Но лимит бодрствования у меня был исчерпан, я чувствовала, как засыпаю, как Алиас поднял меня на руки. Знакомое чувство полёта завершило мой день.

* * *

Утром проснулась как от толчка, не почувствовав рядом горячего и такого удобного мужского тела. Словно холодом сковало сердце. Я резко села, испугавшись, что всё это мне приснилось. Что меня не забирал с ненавистной свадьбы красноглазый альбинос, чей взгляд приковывал, подчинял, пленяя сильнее верёвок. Что всё это только сон, и моя прежняя жизнь вернулась. Распахнув глаза, несколько секунд оглядывала богатую обстановку спальни. За окном светила местная звезда. Я, соскочив с кровати, бросилась к окну, открывая жалюзи, впитывая в себя вид голубого неба, прибрежную линию пляжа и спокойную гладь моря.

Нет, это всё не сон. Прижавшись лбом к стеклу, опёрлась руками, ругая себя за страх. Сама же хотела, чтобы весь этот фарс закончился, а теперь боюсь, что мыльный пузырь лопнет, и я окажусь в старом жилблоке два на четыре метра.

Неожиданно мой взгляд упал на пальцы, а точнее на кольцо, ободок которого обхватил мой безымянный палец. Оно было таким же прекрасным, как и на картинке, переливалось гранями камней, приветливо подмигивая. Закрыв глаза, пыталась справиться с нахлынувшими эмоциями. Облегчение, нежность… я запуталась в своих желаниях. Подошла к шкафу, нашла красный пеньюар, надела его, чтобы найти своего мужа. Того, кто показал мне совершенно иной мир, полный красок и счастья. Но и в этом мире были свои трудности.

Я шла в кабинет Алиаса, крутя кольцо на пальце. Вспоминала, чем мы вчера занимались в библиотеке, и щёки горели. Я всё же сдалась. Сдалась под его натиском. Я хотела его, я была рада, что он такой. Что он нашёл меня. Но теперь нужно было удержать своё счастье. Нужно узнать, куда делась Берта и вернётся ли она вообще. Лучше бы, чтобы нет. Но я хотела уверенности. И я должна была услышать гарантии от самого Алиаса.

Дверь в кабинет отошла в сторону. Тамино сидел за столом, хмурый и собранный, но, подняв голову и заметив меня, сразу посветлел ликом, заулыбался. От сердца отлегло. Я пошла к столу, но Алиас меня опередил, поймал в объятия на полпути и поцеловал сладко, проникновенно.

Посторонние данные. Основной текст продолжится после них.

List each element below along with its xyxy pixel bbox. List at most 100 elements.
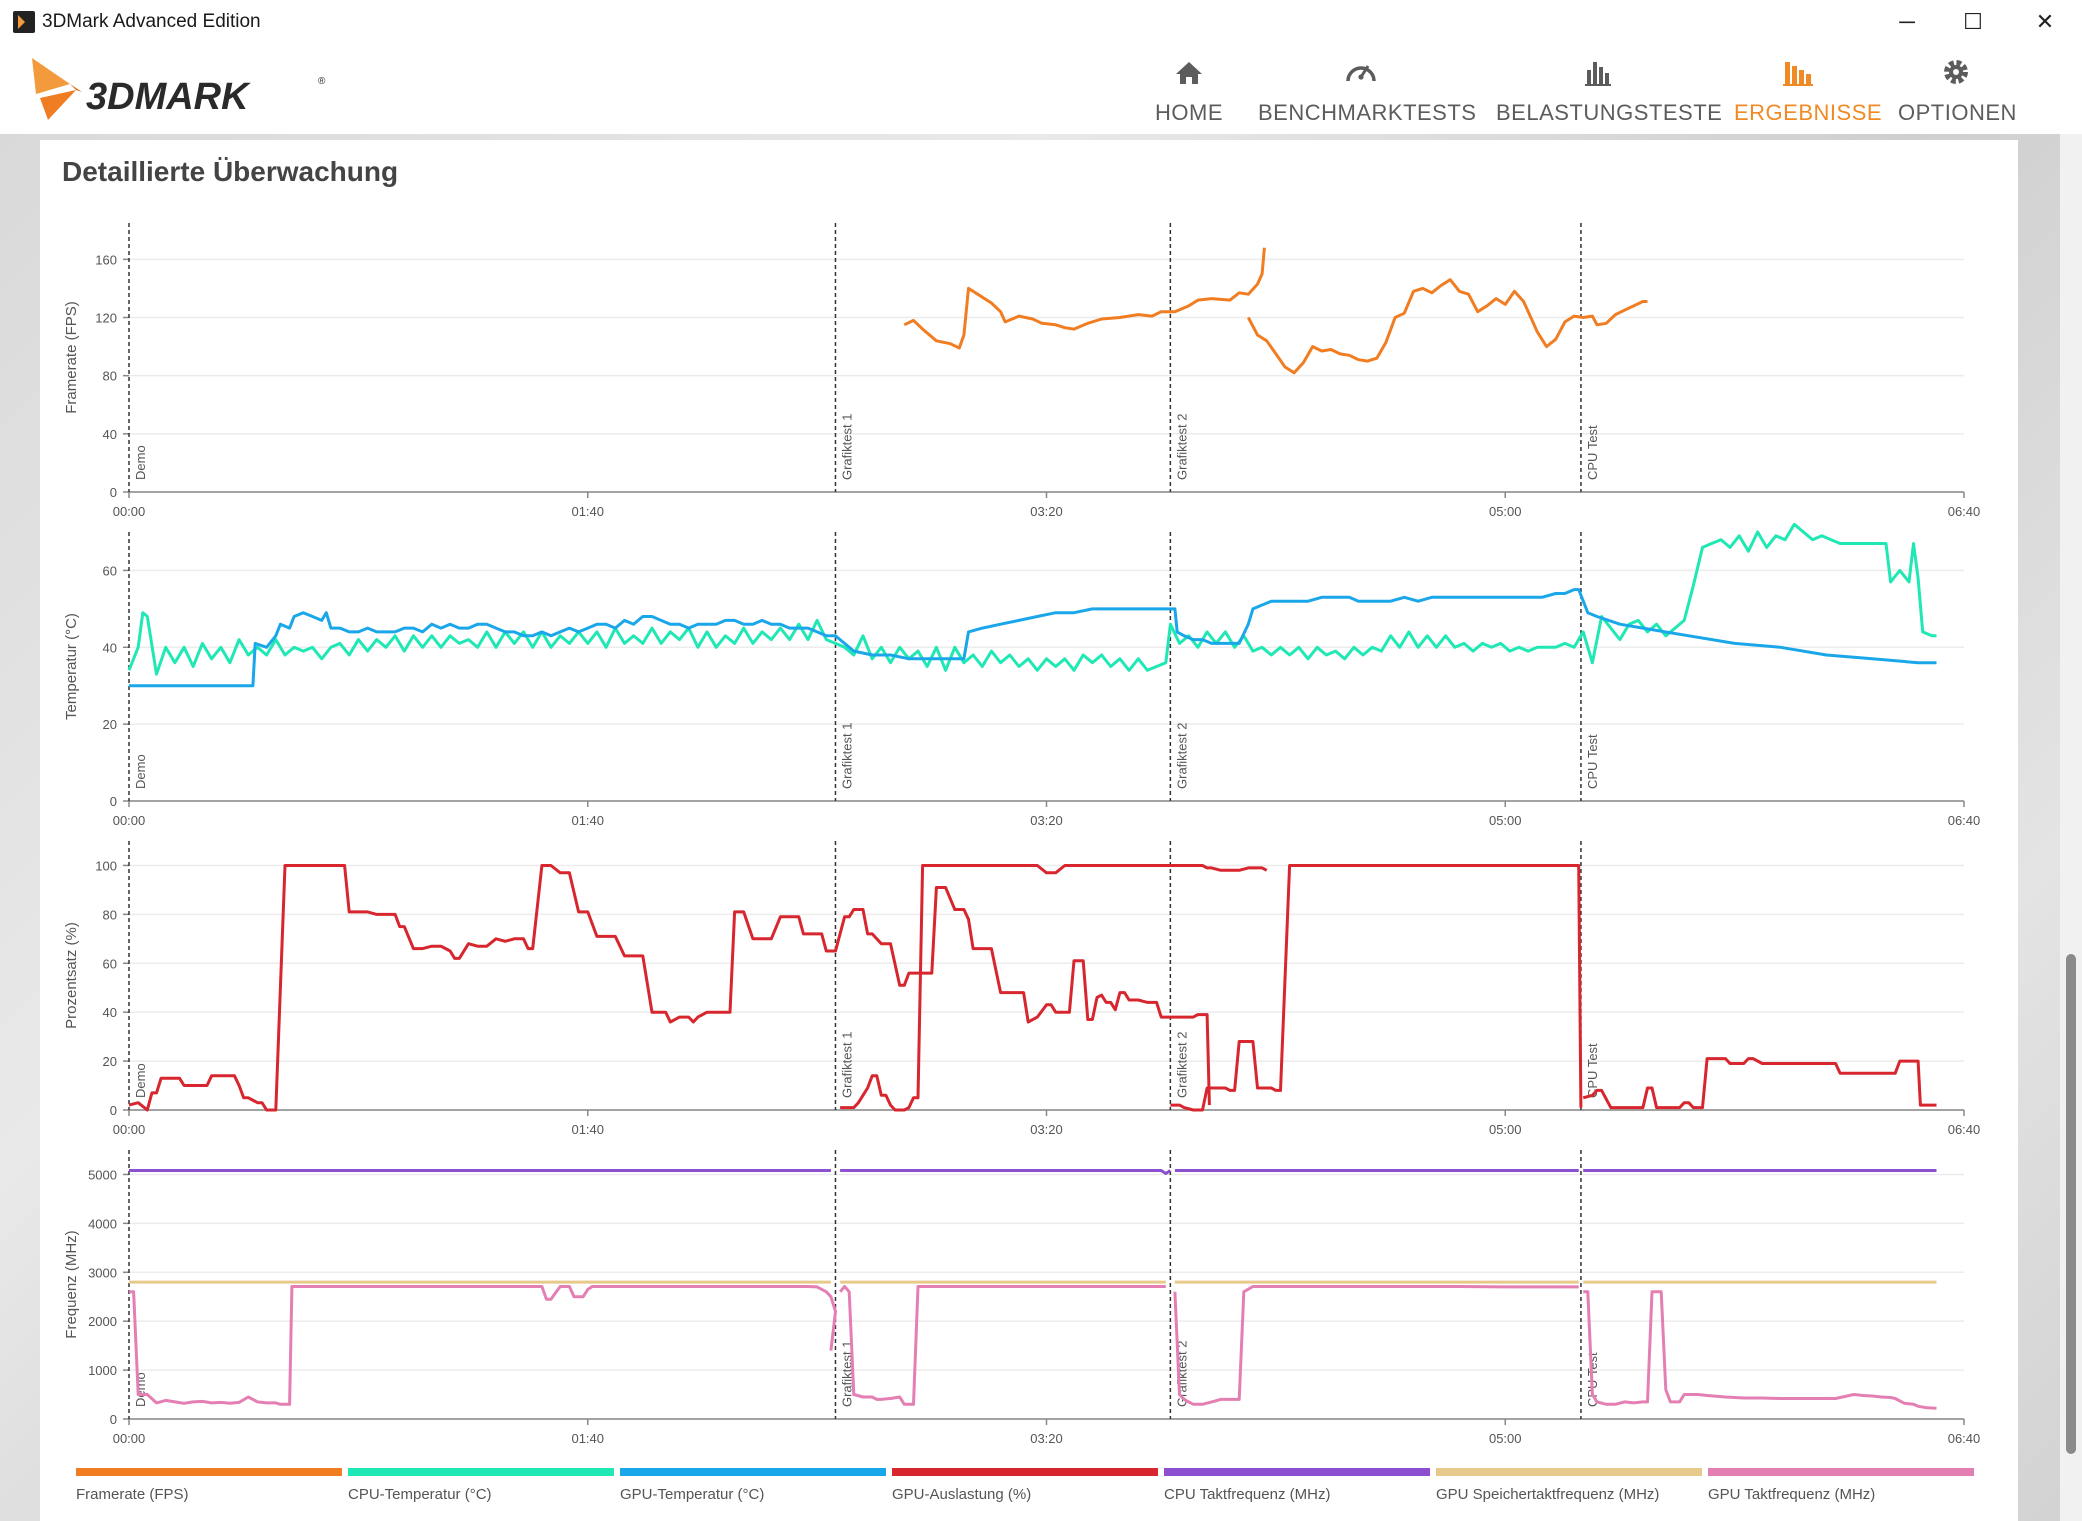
results-bar-icon	[1783, 62, 1813, 86]
y-tick-label: 4000	[88, 1216, 117, 1231]
nav-belastungsteste[interactable]: BELASTUNGSTESTE	[1496, 50, 1722, 126]
y-tick-label: 0	[110, 1103, 117, 1118]
y-tick-label: 80	[103, 369, 117, 384]
x-tick-label: 05:00	[1489, 813, 1522, 828]
gear-icon	[1944, 60, 1968, 84]
y-tick-label: 40	[103, 427, 117, 442]
segment-label: CPU Test	[1585, 734, 1600, 789]
legend-item[interactable]: CPU Taktfrequenz (MHz)	[1164, 1468, 1430, 1503]
x-tick-label: 01:40	[571, 504, 604, 519]
y-tick-label: 120	[95, 311, 117, 326]
x-tick-label: 06:40	[1948, 813, 1981, 828]
y-tick-label: 60	[103, 563, 117, 578]
legend-item[interactable]: Framerate (FPS)	[76, 1468, 342, 1503]
nav-benchmarktests[interactable]: BENCHMARKTESTS	[1258, 50, 1476, 126]
y-tick-label: 80	[103, 907, 117, 922]
x-tick-label: 05:00	[1489, 1122, 1522, 1137]
legend-item[interactable]: GPU-Temperatur (°C)	[620, 1468, 886, 1503]
y-tick-label: 3000	[88, 1265, 117, 1280]
scrollbar-thumb[interactable]	[2066, 954, 2076, 1454]
3dmark-logo[interactable]: 3DMARK ®	[30, 54, 340, 126]
series-line	[840, 1169, 1172, 1175]
y-tick-label: 0	[110, 794, 117, 809]
series-line	[1170, 864, 1583, 1112]
x-tick-label: 03:20	[1030, 1122, 1063, 1137]
y-axis-label: Prozentsatz (%)	[63, 922, 80, 1029]
window-title-bar: 3DMark Advanced Edition ─ ☐ ✕	[0, 0, 2082, 45]
series-line	[1582, 1057, 1937, 1110]
window-title: 3DMark Advanced Edition	[42, 11, 261, 32]
series-line	[1173, 1285, 1579, 1406]
x-tick-label: 05:00	[1489, 1431, 1522, 1446]
x-tick-label: 06:40	[1948, 504, 1981, 519]
legend-swatch	[620, 1468, 886, 1476]
legend-swatch	[348, 1468, 614, 1476]
legend-label: GPU-Auslastung (%)	[892, 1486, 1032, 1503]
x-tick-label: 03:20	[1030, 1431, 1063, 1446]
legend-label: GPU Speichertaktfrequenz (MHz)	[1436, 1486, 1660, 1503]
legend-swatch	[76, 1468, 342, 1476]
nav-ergebnisse[interactable]: ERGEBNISSE	[1734, 50, 1882, 126]
legend-label: GPU-Temperatur (°C)	[620, 1486, 765, 1503]
page-title: Detaillierte Überwachung	[62, 156, 399, 187]
nav-ergebnisse-label: ERGEBNISSE	[1734, 100, 1883, 125]
y-tick-label: 60	[103, 956, 117, 971]
y-tick-label: 5000	[88, 1167, 117, 1182]
legend-swatch	[892, 1468, 1158, 1476]
nav-home[interactable]: HOME	[1150, 50, 1228, 126]
series-line	[1246, 278, 1648, 375]
x-tick-label: 00:00	[113, 1122, 146, 1137]
segment-label: Demo	[133, 1063, 148, 1098]
segment-label: Grafiktest 2	[1174, 1032, 1189, 1098]
segment-label: Grafiktest 2	[1174, 723, 1189, 789]
legend-item[interactable]: CPU-Temperatur (°C)	[348, 1468, 614, 1503]
series-line	[128, 864, 1211, 1112]
monitoring-card: Detaillierte Überwachung	[40, 140, 2018, 1521]
segment-label: Demo	[133, 1372, 148, 1407]
legend-label: Framerate (FPS)	[76, 1486, 189, 1503]
segment-label: Demo	[133, 445, 148, 480]
nav-home-label: HOME	[1155, 100, 1223, 125]
legend-label: CPU-Temperatur (°C)	[348, 1486, 492, 1503]
close-button[interactable]: ✕	[2035, 9, 2055, 34]
registered-mark: ®	[318, 76, 326, 87]
legend-item[interactable]: GPU Speichertaktfrequenz (MHz)	[1436, 1468, 1702, 1503]
top-navigation: 3DMARK ® HOME BENCHMARKTESTS BELASTUNGST…	[0, 44, 2082, 134]
y-tick-label: 160	[95, 252, 117, 267]
maximize-button[interactable]: ☐	[1963, 9, 1983, 34]
x-tick-label: 03:20	[1030, 504, 1063, 519]
series-line	[129, 1285, 837, 1406]
y-axis-label: Framerate (FPS)	[63, 301, 80, 414]
series-line	[903, 247, 1266, 350]
series-line	[129, 588, 1937, 688]
home-icon	[1176, 62, 1202, 84]
y-tick-label: 2000	[88, 1314, 117, 1329]
minimize-button[interactable]: ─	[1899, 9, 1915, 34]
app-icon	[13, 11, 35, 33]
legend-item[interactable]: GPU Taktfrequenz (MHz)	[1708, 1468, 1974, 1503]
x-tick-label: 06:40	[1948, 1122, 1981, 1137]
x-tick-label: 01:40	[571, 1122, 604, 1137]
legend-item[interactable]: GPU-Auslastung (%)	[892, 1468, 1158, 1503]
logo-text: 3DMARK	[86, 76, 251, 118]
scrollbar[interactable]	[2060, 134, 2082, 1521]
segment-label: Grafiktest 1	[839, 723, 854, 789]
segment-label: CPU Test	[1585, 425, 1600, 480]
x-tick-label: 03:20	[1030, 813, 1063, 828]
segment-label: CPU Test	[1585, 1043, 1600, 1098]
nav-optionen[interactable]: OPTIONEN	[1898, 50, 2017, 126]
legend-label: CPU Taktfrequenz (MHz)	[1164, 1486, 1331, 1503]
y-tick-label: 1000	[88, 1363, 117, 1378]
nav-optionen-label: OPTIONEN	[1898, 100, 2017, 125]
legend-swatch	[1708, 1468, 1974, 1476]
y-tick-label: 0	[110, 485, 117, 500]
series-line	[1583, 1290, 1937, 1410]
x-tick-label: 06:40	[1948, 1431, 1981, 1446]
y-axis-label: Frequenz (MHz)	[63, 1230, 80, 1338]
x-tick-label: 00:00	[113, 1431, 146, 1446]
nav-benchmarktests-label: BENCHMARKTESTS	[1258, 100, 1477, 125]
segment-label: Grafiktest 1	[839, 414, 854, 480]
x-tick-label: 05:00	[1489, 504, 1522, 519]
series-line	[840, 864, 1268, 1112]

— Спасибо за кольцо, — тихо шепнула, показывая блистающую в свете ламп прелесть. Алиас продемонстрировал своё парное.

— Алиас, давай поговорим начистоту, — предложила я ему.

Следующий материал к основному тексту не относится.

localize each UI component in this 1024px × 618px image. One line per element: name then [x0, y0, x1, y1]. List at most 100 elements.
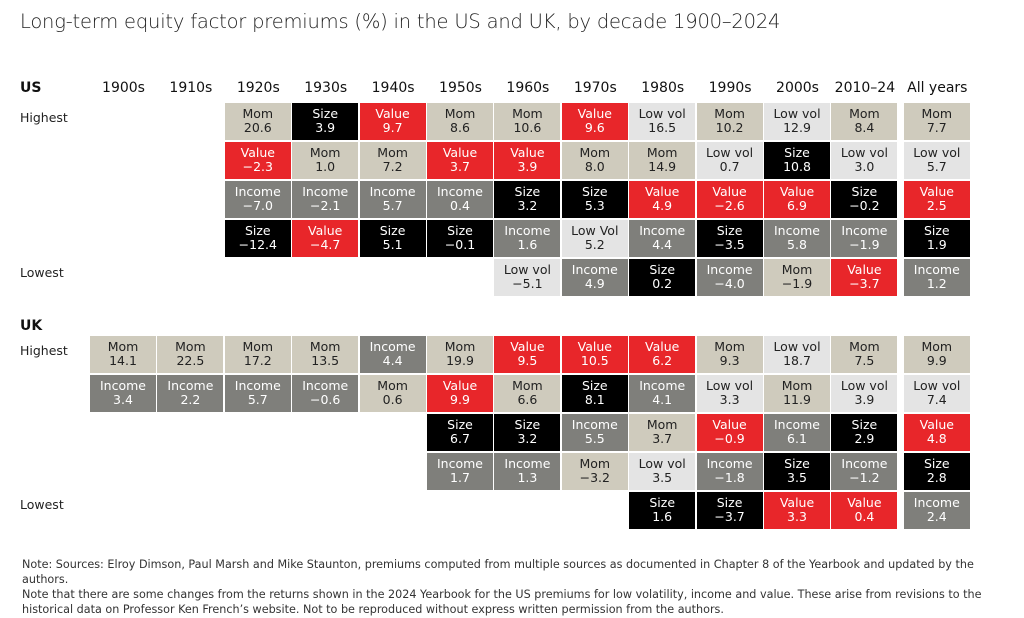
note-line: historical data on Professor Ken French’…	[22, 603, 724, 616]
factor-premium: 1.9	[926, 237, 947, 252]
factor-premium: 3.3	[719, 392, 740, 407]
factor-name: Income	[639, 223, 686, 238]
factor-cell: Income 5.8	[764, 220, 830, 257]
factor-name: Mom	[921, 339, 953, 354]
factor-cell: Mom 20.6	[224, 103, 291, 140]
factor-name: Size	[716, 495, 743, 510]
factor-cell: Size −0.1	[427, 220, 493, 257]
factor-cell: Income −2.1	[292, 181, 359, 218]
factor-cell: Value 6.2	[629, 336, 696, 373]
factor-name: Mom	[309, 145, 341, 160]
factor-cell: Mom 22.5	[157, 336, 224, 373]
factor-premium: 4.8	[926, 431, 947, 446]
factor-cell: Low vol 3.0	[831, 142, 898, 179]
factor-name: Income	[841, 223, 888, 238]
factor-premium: 5.2	[584, 237, 605, 252]
column-header: 1920s	[236, 80, 280, 96]
column-header: 1930s	[304, 80, 348, 96]
factor-name: Value	[779, 184, 815, 199]
factor-cell: Low vol −5.1	[494, 259, 561, 296]
factor-premium: 11.9	[783, 392, 811, 407]
factor-cell: Low vol 16.5	[629, 103, 696, 140]
factor-name: Size	[312, 106, 339, 121]
factor-name: Size	[784, 456, 810, 471]
factor-cell: Income −7.0	[224, 181, 291, 218]
note-line: Note: Sources: Elroy Dimson, Paul Marsh …	[22, 558, 974, 586]
column-header: 1940s	[371, 80, 415, 96]
factor-premium: 4.4	[382, 353, 403, 368]
factor-cell: Mom 0.6	[359, 375, 426, 412]
factor-cell: Size 2.9	[831, 414, 898, 451]
factor-cell: Mom 9.9	[903, 336, 970, 373]
factor-premium: 1.3	[517, 470, 538, 485]
factor-premium: 9.6	[584, 120, 605, 135]
factor-cell: Income 0.4	[427, 181, 493, 218]
factor-premium: 3.2	[517, 431, 538, 446]
factor-premium: 3.5	[787, 470, 807, 485]
factor-name: Value	[712, 184, 747, 199]
factor-cell: Size 3.5	[764, 453, 830, 490]
factor-cell: Value 3.9	[494, 142, 561, 179]
factor-name: Income	[504, 223, 551, 238]
factor-premium: 5.7	[382, 198, 403, 213]
factor-name: Size	[851, 417, 878, 432]
column-header: All years	[907, 80, 968, 96]
factor-cell: Mom 19.9	[427, 336, 493, 373]
factor-name: Income	[706, 456, 753, 471]
us-region-label: US	[20, 80, 42, 96]
factor-premium: −3.2	[579, 470, 610, 485]
factor-name: Value	[847, 262, 882, 277]
factor-premium: 8.6	[450, 120, 470, 135]
factor-cell: Income 5.7	[359, 181, 426, 218]
source-note: Note: Sources: Elroy Dimson, Paul Marsh …	[22, 557, 1012, 617]
factor-name: Income	[369, 184, 416, 199]
factor-cell: Value 3.3	[764, 492, 830, 529]
factor-premium: 9.9	[450, 392, 470, 407]
factor-name: Size	[716, 223, 743, 238]
factor-name: Low vol	[840, 378, 888, 393]
factor-premium: −2.3	[242, 159, 273, 174]
factor-name: Low vol	[840, 145, 888, 160]
factor-premium: 6.7	[450, 431, 470, 446]
column-header: 1950s	[439, 80, 482, 96]
factor-premium: 5.7	[247, 392, 268, 407]
factor-premium: −3.7	[849, 276, 880, 291]
factor-name: Size	[514, 184, 541, 199]
note-line: Note that there are some changes from th…	[22, 588, 982, 601]
factor-name: Size	[447, 223, 473, 238]
factor-name: Income	[774, 417, 820, 432]
factor-premium: 2.4	[926, 509, 947, 524]
factor-name: Low vol	[638, 106, 686, 121]
factor-cell: Income −4.0	[696, 259, 763, 296]
column-header: 1970s	[573, 80, 617, 96]
factor-cell: Mom 7.5	[831, 336, 898, 373]
factor-name: Size	[447, 417, 473, 432]
factor-premium: 18.7	[783, 353, 811, 368]
factor-name: Size	[649, 262, 676, 277]
factor-premium: 1.0	[315, 159, 336, 174]
factor-premium: 12.9	[783, 120, 811, 135]
factor-cell: Mom 10.2	[696, 103, 763, 140]
factor-premium: 8.4	[854, 120, 875, 135]
factor-cell: Mom 8.0	[561, 142, 628, 179]
factor-premium: 3.7	[652, 431, 673, 446]
factor-cell: Income 1.3	[494, 453, 561, 490]
factor-name: Mom	[377, 145, 408, 160]
factor-premium: 7.2	[382, 159, 403, 174]
factor-name: Value	[919, 417, 954, 432]
factor-name: Income	[639, 378, 686, 393]
factor-premium: 6.1	[787, 431, 807, 446]
factor-name: Income	[571, 262, 618, 277]
factor-name: Mom	[849, 106, 880, 121]
factor-name: Low vol	[706, 378, 754, 393]
factor-cell: Income 4.4	[629, 220, 696, 257]
factor-name: Value	[645, 184, 680, 199]
factor-cell: Income 1.7	[427, 453, 493, 490]
factor-premium: 2.2	[180, 392, 201, 407]
factor-cell: Value 9.5	[494, 336, 561, 373]
factor-premium: 13.5	[311, 353, 340, 368]
factor-premium: −4.0	[714, 276, 745, 291]
factor-cell: Income 1.6	[494, 220, 561, 257]
factor-premium: 4.9	[652, 198, 673, 213]
factor-name: Mom	[921, 106, 953, 121]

С его губ слетела улыбка, он настороженно смотрел мне в лицо, ожидая продолжения. Набраться смелости было тяжело, пару раз вздохнув, я решилась:

— Что будет со мной, если Берта… — голос осип, не давая договорить, и пришлось прокашляться, чтобы продолжить. — Если она вернётся, то ты… То вы… — мысли путались, как и слова.

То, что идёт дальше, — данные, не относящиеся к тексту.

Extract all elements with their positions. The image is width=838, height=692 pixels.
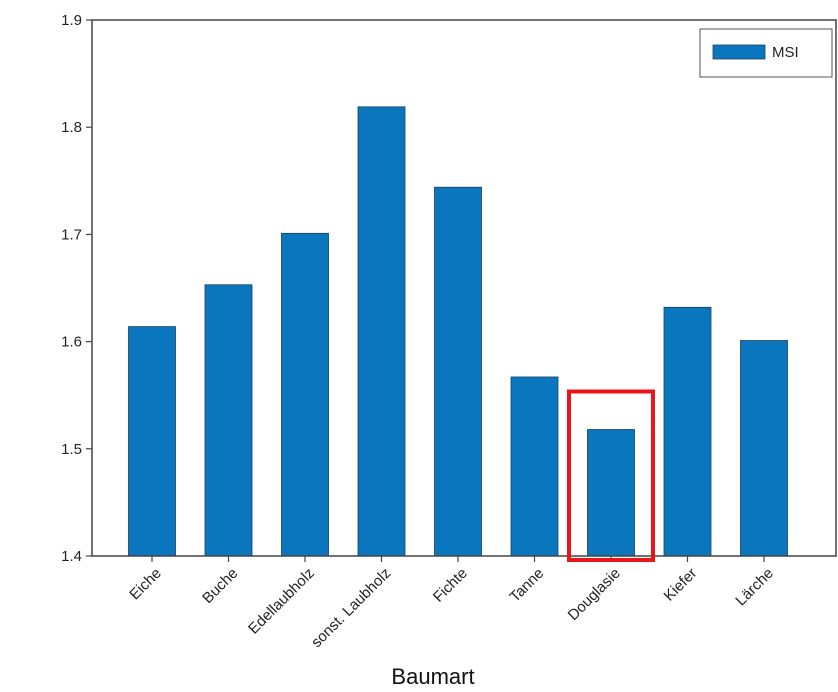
bar [357, 106, 406, 557]
bar [663, 306, 712, 557]
bar [587, 429, 635, 557]
plot-frame [91, 19, 837, 557]
y-tick-label: 1.4 [61, 548, 82, 565]
highlight-box [567, 389, 655, 562]
legend: MSI [699, 28, 833, 78]
bar [281, 232, 329, 557]
y-tick-label: 1.7 [61, 226, 82, 243]
y-tick-label: 1.8 [61, 119, 82, 136]
axes-layer [86, 19, 837, 562]
y-tick-label: 1.9 [61, 12, 82, 29]
bar [740, 340, 788, 557]
y-tick-label: 1.6 [61, 334, 82, 351]
legend-swatch [712, 44, 766, 60]
legend-label: MSI [772, 44, 799, 61]
y-tick-label: 1.5 [61, 441, 82, 458]
bar [510, 376, 559, 557]
bar [204, 284, 253, 557]
x-axis-title: Baumart [391, 664, 474, 689]
bars-layer [128, 106, 788, 557]
highlight-layer [567, 389, 655, 562]
bar [128, 326, 176, 557]
bar [434, 186, 482, 557]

— Дорогая, если ты выздоровеешь и захочешь, чтобы я тебя называл как раньше Бертой, а буду тебя так называть. Главное, чтобы ты была рядом. Я люблю тебя, я жизни без тебя не вижу. Как ты хочешь, так и будет.

— Как она хочет, — поправила его.

— Как ты хочешь, — твёрдо произнёс Тамино. — Ты всё ещё не веришь, что мы с тобой женаты?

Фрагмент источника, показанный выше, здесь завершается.